XMLRCs is not functioning
Closed, ResolvedPublic
Actions

Assigned To

Authored By

	MacFan4000
	Nov 10 2021, 4:10 PM

Description

XMLRCs is a service within the Huggle cloud-vps project that is where wm-bot gets RecentChanges feeds. It seems to have gone down this morning as wm-bot is failing to connect to it which is rendering the RecentChanges module useless. Somebody with access to Huggle needs to restart XMLRCs.

Related Objects
Search...

		Status	Subtype	Assigned	Task
		Resolved		Petrb	T306076 Cloud VPS "huggle" project Stretch deprecation
		Resolved		bd808	T295487 XMLRCs is not functioning

Event Timeline

MacFan4000 created this task.Nov 10 2021, 4:10 PM

Restricted Application added a project: User-MacFan4000. · View Herald TranscriptNov 10 2021, 4:10 PM

@Addshore and @Petrb are the admins for the huggle Cloud VPS project.

Perryprog subscribed.Nov 11 2021, 12:32 AM

RhinosF1 subscribed.Nov 12 2021, 4:18 PM

Mentioned in SAL (#wikimedia-cloud) [2021-11-13T01:54:16Z] <bd808> sudo su - xmlrcs; ./xmlrcsd -d after seeing no running xmlrcsd (T295487)

In T295487#7501291, @Stashbot wrote:

Mentioned in SAL (#wikimedia-cloud) [2021-11-13T01:54:16Z] <bd808> sudo su - xmlrcs; ./xmlrcsd -d after seeing no running xmlrcsd (T295487)

I found some sketchy docs at https://wikitech.wikimedia.org/wiki/XmlRcs#Maintainer_info which led me to try that command.

/opt/xmlrcs/nohup.out

Traceback (most recent call last):
  File "./es2r.py", line 16, in <module>
    rs.set("es2r.pid", int(os.getpid()))
  File "/usr/lib/python2.7/dist-packages/redis/client.py", line 1072, in set
    return self.execute_command('SET', *pieces)
  File "/usr/lib/python2.7/dist-packages/redis/client.py", line 573, in execute_command
    return self.parse_response(connection, command_name, **options)
  File "/usr/lib/python2.7/dist-packages/redis/client.py", line 585, in parse_response
    response = connection.read_response()
  File "/usr/lib/python2.7/dist-packages/redis/connection.py", line 582, in read_response
    raise response
redis.exceptions.ResponseError: MISCONF Redis is configured to save RDB snapshots, but is currently not able to persist on disk. Commands that may modify the data set are disabled. Please check Redis logs for details about the error.

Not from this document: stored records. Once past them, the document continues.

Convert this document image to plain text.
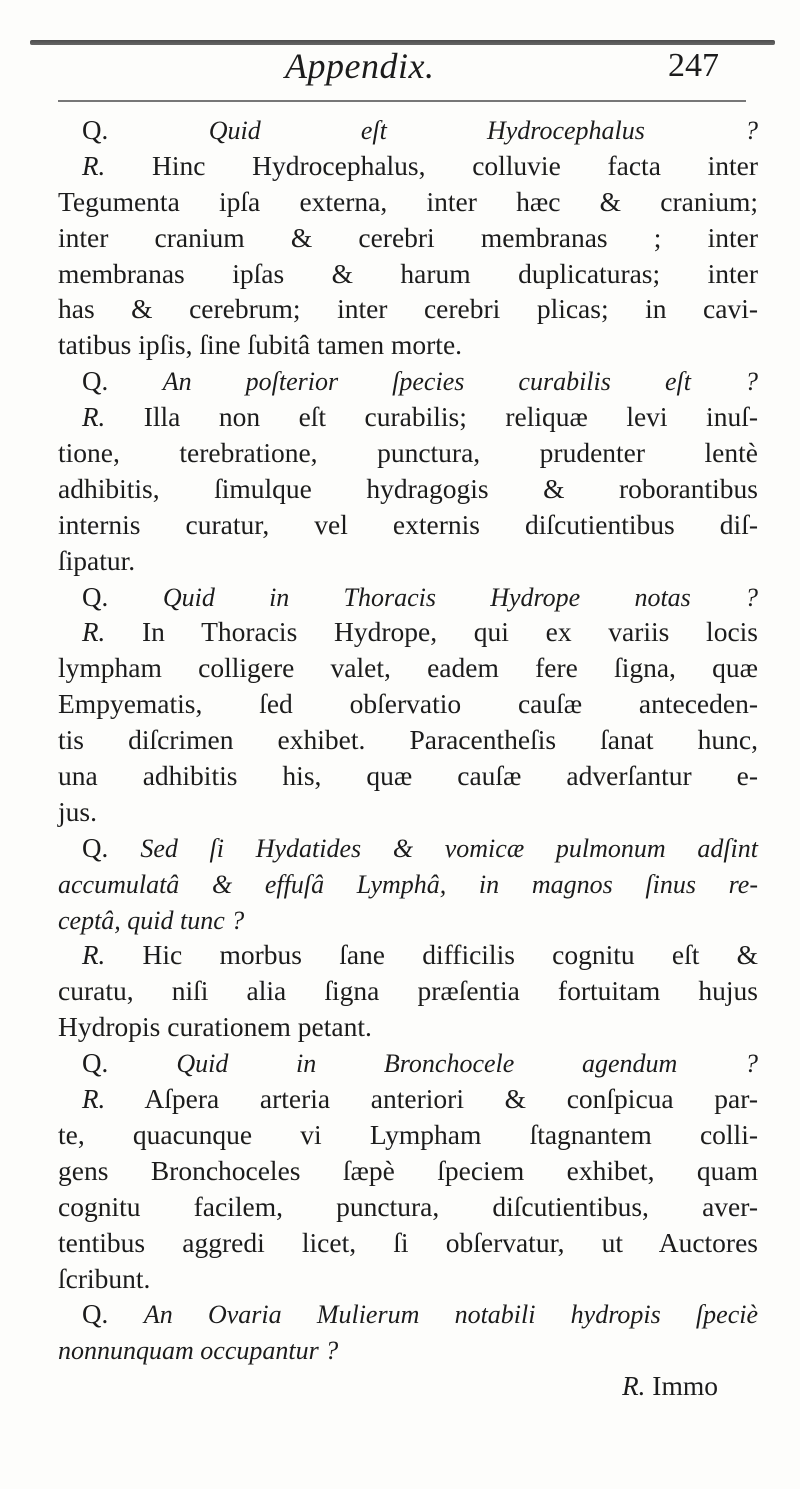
Appendix.	247
Q.	Quid eſt Hydrocephalus ?
R. Hinc Hydrocephalus, colluvie facta inter
Tegumenta ipſa externa, inter hæc & cranium;
inter cranium & cerebri membranas ; inter
membranas ipſas & harum duplicaturas; inter
has & cerebrum; inter cerebri plicas; in cavi-
tatibus ipſis, ſine ſubitâ tamen morte.
Q. An poſterior ſpecies curabilis eſt ?
R. Illa non eſt curabilis; reliquæ levi inuſ-
tione, terebratione, punctura, prudenter lentè
adhibitis, ſimulque hydragogis & roborantibus
internis curatur, vel externis diſcutientibus diſ-
ſipatur.
Q. Quid in Thoracis Hydrope notas ?
R. In Thoracis Hydrope, qui ex variis locis
lympham colligere valet, eadem fere ſigna, quæ
Empyematis, ſed obſervatio cauſæ anteceden-
tis diſcrimen exhibet. Paracentheſis ſanat hunc,
una adhibitis his, quæ cauſæ adverſantur e-
jus.
Q. Sed ſi Hydatides & vomicæ pulmonum adſint
accumulatâ & effuſâ Lymphâ, in magnos ſinus re-
ceptâ, quid tunc ?
R. Hic morbus ſane difficilis cognitu eſt &
curatu, niſi alia ſigna præſentia fortuitam hujus
Hydropis curationem petant.
Q.	Quid in Bronchocele agendum ?
R. Aſpera arteria anteriori & conſpicua par-
te, quacunque vi Lympham ſtagnantem colli-
gens Bronchoceles ſæpè ſpeciem exhibet, quam
cognitu facilem, punctura, diſcutientibus, aver-
tentibus aggredi licet, ſi obſervatur, ut Auctores
ſcribunt.
Q. An Ovaria Mulierum notabili hydropis ſpeciè
nonnunquam occupantur ?
R. Immo
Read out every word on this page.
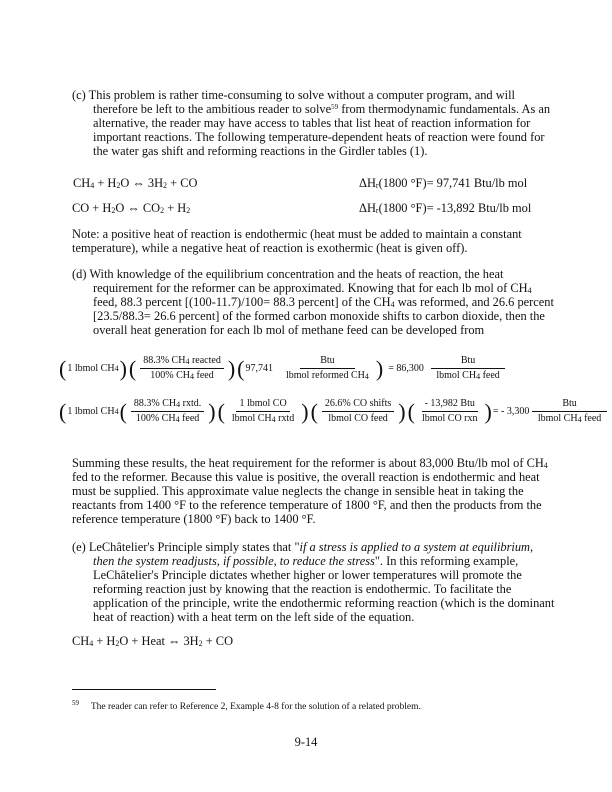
(c) This problem is rather time-consuming to solve without a computer program, and will
therefore be left to the ambitious reader to solve$^{59}$ from thermodynamic fundamentals. As an
alternative, the reader may have access to tables that list heat of reaction information for
important reactions. The following temperature-dependent heats of reaction were found for
the water gas shift and reforming reactions in the Girdler tables (1).
$CH_4 + H_2O$ ⇔ $3H_2$ + CO	$\Delta H_r(1800$ °F)= 97,741 Btu/lb mol
CO + $H_2O$ ⇔ $CO_2 + H_2$	$\Delta H_r(1800$ °F)= -13,892 Btu/lb mol
Note: a positive heat of reaction is endothermic (heat must be added to maintain a constant
temperature), while a negative heat of reaction is exothermic (heat is given off).
(d) With knowledge of the equilibrium concentration and the heats of reaction, the heat
requirement for the reformer can be approximated. Knowing that for each lb mol of $CH_4$
feed, 88.3 percent [(100-11.7)/100= 88.3 percent] of the $CH_4$ was reformed, and 26.6 percent
[23.5/88.3= 26.6 percent] of the formed carbon monoxide shifts to carbon dioxide, then the
overall heat generation for each lb mol of methane feed can be developed from
Summing these results, the heat requirement for the reformer is about 83,000 Btu/lb mol of $CH_4$
fed to the reformer. Because this value is positive, the overall reaction is endothermic and heat
must be supplied. This approximate value neglects the change in sensible heat in taking the
reactants from 1400 °F to the reference temperature of 1800 °F, and then the products from the
reference temperature (1800 °F) back to 1400 °F.
(e) LeChâtelier's Principle simply states that "if a stress is applied to a system at equilibrium,
then the system readjusts, if possible, to reduce the stress". In this reforming example,
LeChâtelier's Principle dictates whether higher or lower temperatures will promote the
reforming reaction just by knowing that the reaction is endothermic. To facilitate the
application of the principle, write the endothermic reforming reaction (which is the dominant
heat of reaction) with a heat term on the left side of the equation.
$CH_4 + H_2O$ + Heat ⇔ $3H_2$ + CO
( 1 lbmol CH 4 ) ( 88.3% $CH_4$ reacted
100% $CH_4$ feed ) ( 97,741
Btu
lbmol reformed $CH_4$ ) = 86,300
Btu
lbmol $CH_4$ feed
( 1 lbmol CH 4 ( 88.3% $CH_4$ rxtd.
100% $CH_4$ feed ) (	1 lbmol CO
lbmol $CH_4$ rxtd ) ( 26.6% CO shifts
lbmol CO feed ) ( - 13,982 Btu
lbmol CO rxn ) = - 3,300
Btu
lbmol $CH_4$ feed
$^{59}$ The reader can refer to Reference 2, Example 4-8 for the solution of a related problem.
9-14
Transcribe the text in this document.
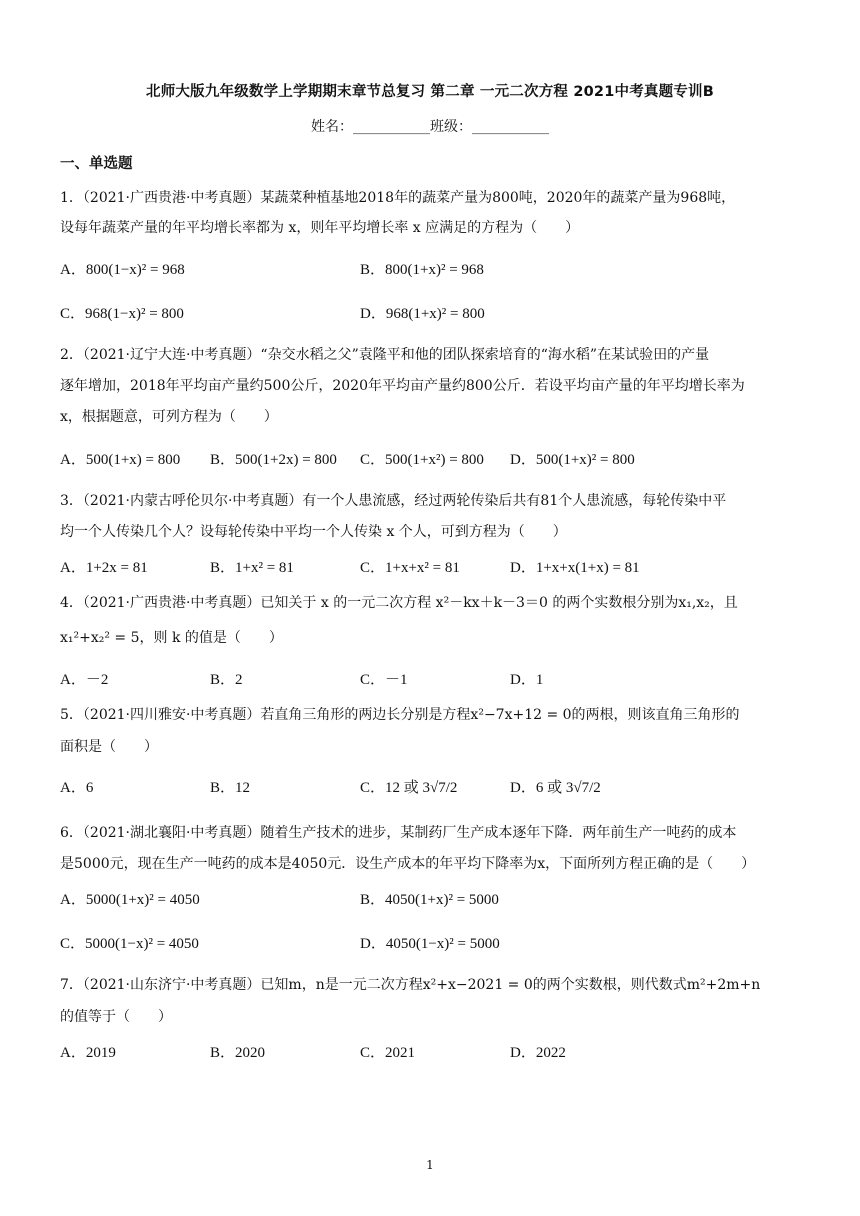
北师大版九年级数学上学期期末章节总复习 第二章 一元二次方程 2021中考真题专训B
姓名：___________班级：___________
一、单选题
1．（2021·广西贵港·中考真题）某蔬菜种植基地2018年的蔬菜产量为800吨，2020年的蔬菜产量为968吨，
设每年蔬菜产量的年平均增长率都为 x，则年平均增长率 x 应满足的方程为（　　）
A．800(1−x)² = 968	B．800(1+x)² = 968
C．968(1−x)² = 800	D．968(1+x)² = 800
2．（2021·辽宁大连·中考真题）“杂交水稻之父”袁隆平和他的团队探索培育的“海水稻”在某试验田的产量
逐年增加，2018年平均亩产量约500公斤，2020年平均亩产量约800公斤．若设平均亩产量的年平均增长率为
x，根据题意，可列方程为（　　）
A．500(1+x) = 800 B．500(1+2x) = 800 C．500(1+x²) = 800 D．500(1+x)² = 800
3．（2021·内蒙古呼伦贝尔·中考真题）有一个人患流感，经过两轮传染后共有81个人患流感，每轮传染中平
均一个人传染几个人？设每轮传染中平均一个人传染 x 个人，可到方程为（　　）
A．1+2x = 81	B．1+x² = 81	C．1+x+x² = 81	D．1+x+x(1+x) = 81
4．（2021·广西贵港·中考真题）已知关于 x 的一元二次方程 x²－kx＋k－3＝0 的两个实数根分别为x₁,x₂，且
x₁²+x₂² = 5，则 k 的值是（　　）
A．－2	B．2	C．－1	D．1
5．（2021·四川雅安·中考真题）若直角三角形的两边长分别是方程x²−7x+12 = 0的两根，则该直角三角形的
面积是（　　）
A．6	B．12	C．12 或 3√7/2	D．6 或 3√7/2
6．（2021·湖北襄阳·中考真题）随着生产技术的进步，某制药厂生产成本逐年下降．两年前生产一吨药的成本
是5000元，现在生产一吨药的成本是4050元．设生产成本的年平均下降率为x，下面所列方程正确的是（　　）
A．5000(1+x)² = 4050	B．4050(1+x)² = 5000
C．5000(1−x)² = 4050	D．4050(1−x)² = 5000
7．（2021·山东济宁·中考真题）已知m，n是一元二次方程x²+x−2021 = 0的两个实数根，则代数式m²+2m+n
的值等于（　　）
A．2019	B．2020	C．2021	D．2022
1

/var/log/redis/redis-server.log

11418:M 13 Nov 03:02:37.048 * 1 changes in 900 seconds. Saving...
11418:M 13 Nov 03:02:37.048 # Can't save in background: fork: Cannot allocate memory

Mentioned in SAL (#wikimedia-cloud) [2021-11-13T03:08:12Z] <bd808> Rebooting xmlrcs.huggle.eqiad1.wikimedia.cloud (T295487)

From @bd808: "[03:07:21] bd808: I think what happened is that the redis queue filled up because the consuming script was down. I'm going to reboot the instance and then check back to see what has to be manually started."

After this, everything depending on xmlrcs was back and running again, so this looks to be resolved.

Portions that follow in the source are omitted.